# Really dumb question for you guys



## browningboy (Mar 30, 2003)

Im pretty new to deer hunting and im wondering if baiting is illegal?


----------



## dblkluk (Oct 3, 2002)

Not in ND.


----------



## buckseye (Dec 8, 2003)

Yeh it is, check the regs....


----------



## Hoggr (May 28, 2002)

Not in Nodak


----------



## Robert A. Langager (Feb 22, 2002)

From the NDGF website. This is all it says about baiting. It appears to be legal other than on WMAs.

*Baiting Restrictions. Baiting on Department Wildlife Management Areas (WMAs) is prohibited. Baiting is defined as the placement and or use of bait(s) for attracting big game and other wildlife to a specific location for the purpose of hunting. Baits include but are not limited to grains, minerals, salts, fruits, vegetables, hay or any other natural or manufactured foods.

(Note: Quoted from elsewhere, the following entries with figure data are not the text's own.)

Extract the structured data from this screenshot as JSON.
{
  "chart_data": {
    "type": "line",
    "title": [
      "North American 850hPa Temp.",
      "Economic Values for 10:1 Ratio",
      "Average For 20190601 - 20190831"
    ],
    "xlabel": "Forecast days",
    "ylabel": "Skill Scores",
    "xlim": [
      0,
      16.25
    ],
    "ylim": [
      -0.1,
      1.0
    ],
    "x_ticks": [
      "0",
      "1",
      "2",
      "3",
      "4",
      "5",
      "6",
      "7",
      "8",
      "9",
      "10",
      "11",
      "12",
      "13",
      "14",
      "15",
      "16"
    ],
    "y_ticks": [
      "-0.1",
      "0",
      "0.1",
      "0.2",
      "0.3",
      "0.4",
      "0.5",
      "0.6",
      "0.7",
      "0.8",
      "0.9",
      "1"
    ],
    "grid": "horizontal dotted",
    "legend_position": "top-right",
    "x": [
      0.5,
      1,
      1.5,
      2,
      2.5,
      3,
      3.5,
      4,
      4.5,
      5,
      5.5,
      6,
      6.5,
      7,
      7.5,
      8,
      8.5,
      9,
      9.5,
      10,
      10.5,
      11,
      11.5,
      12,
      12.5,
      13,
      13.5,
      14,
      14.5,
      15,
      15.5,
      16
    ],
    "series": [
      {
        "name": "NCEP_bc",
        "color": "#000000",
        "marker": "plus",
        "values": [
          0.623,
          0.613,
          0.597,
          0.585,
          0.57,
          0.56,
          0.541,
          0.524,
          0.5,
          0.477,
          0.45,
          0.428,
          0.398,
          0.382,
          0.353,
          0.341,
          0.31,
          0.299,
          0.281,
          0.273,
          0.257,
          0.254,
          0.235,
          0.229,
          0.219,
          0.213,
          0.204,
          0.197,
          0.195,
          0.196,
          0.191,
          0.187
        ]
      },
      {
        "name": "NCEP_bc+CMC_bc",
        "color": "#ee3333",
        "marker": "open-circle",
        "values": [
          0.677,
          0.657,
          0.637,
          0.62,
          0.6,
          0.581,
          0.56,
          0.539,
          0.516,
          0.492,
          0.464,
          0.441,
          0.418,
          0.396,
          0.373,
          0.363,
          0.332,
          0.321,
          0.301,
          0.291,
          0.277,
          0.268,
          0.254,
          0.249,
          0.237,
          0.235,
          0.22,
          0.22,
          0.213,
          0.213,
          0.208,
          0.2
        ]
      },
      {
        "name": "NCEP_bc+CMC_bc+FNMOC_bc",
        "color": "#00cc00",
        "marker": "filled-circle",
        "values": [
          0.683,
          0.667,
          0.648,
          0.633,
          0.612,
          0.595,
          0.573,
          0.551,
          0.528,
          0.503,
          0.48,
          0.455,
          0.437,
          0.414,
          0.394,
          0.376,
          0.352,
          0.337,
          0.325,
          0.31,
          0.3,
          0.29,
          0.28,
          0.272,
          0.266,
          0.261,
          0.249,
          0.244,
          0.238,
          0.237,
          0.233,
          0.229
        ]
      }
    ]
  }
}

The designation does not apply to the use of scents and lures, water, food plots, standing crops, or livestock feeds being used in standard practices.*

Hope that helps.

RC


----------



## browningboy (Mar 30, 2003)

so on private land u can bait then?


----------



## dblkluk (Oct 3, 2002)

Yep! Unless its in P.L.O.T.S


----------



## Ranger_Compact (Nov 2, 2005)

I sure hope its legal... :stirpot:


----------



## buckseye (Dec 8, 2003)

browningboy...be careful who you trust on here :roll:


----------



## dblkluk (Oct 3, 2002)

Buckseye, Could you show me in the regs were it is illegal? I might be missing something.. 
I thought I remember you mentioning you hunt over bait. Or am I mistaken?


----------



## buckseye (Dec 8, 2003)

oops my bad... sorry dblkluk I misread illegal... sorry again man!!


----------



## t_lowe_3081 (Oct 10, 2005)

well, over here in ky. its legal to bait deer. not to say it is in nd. but it is down here.


----------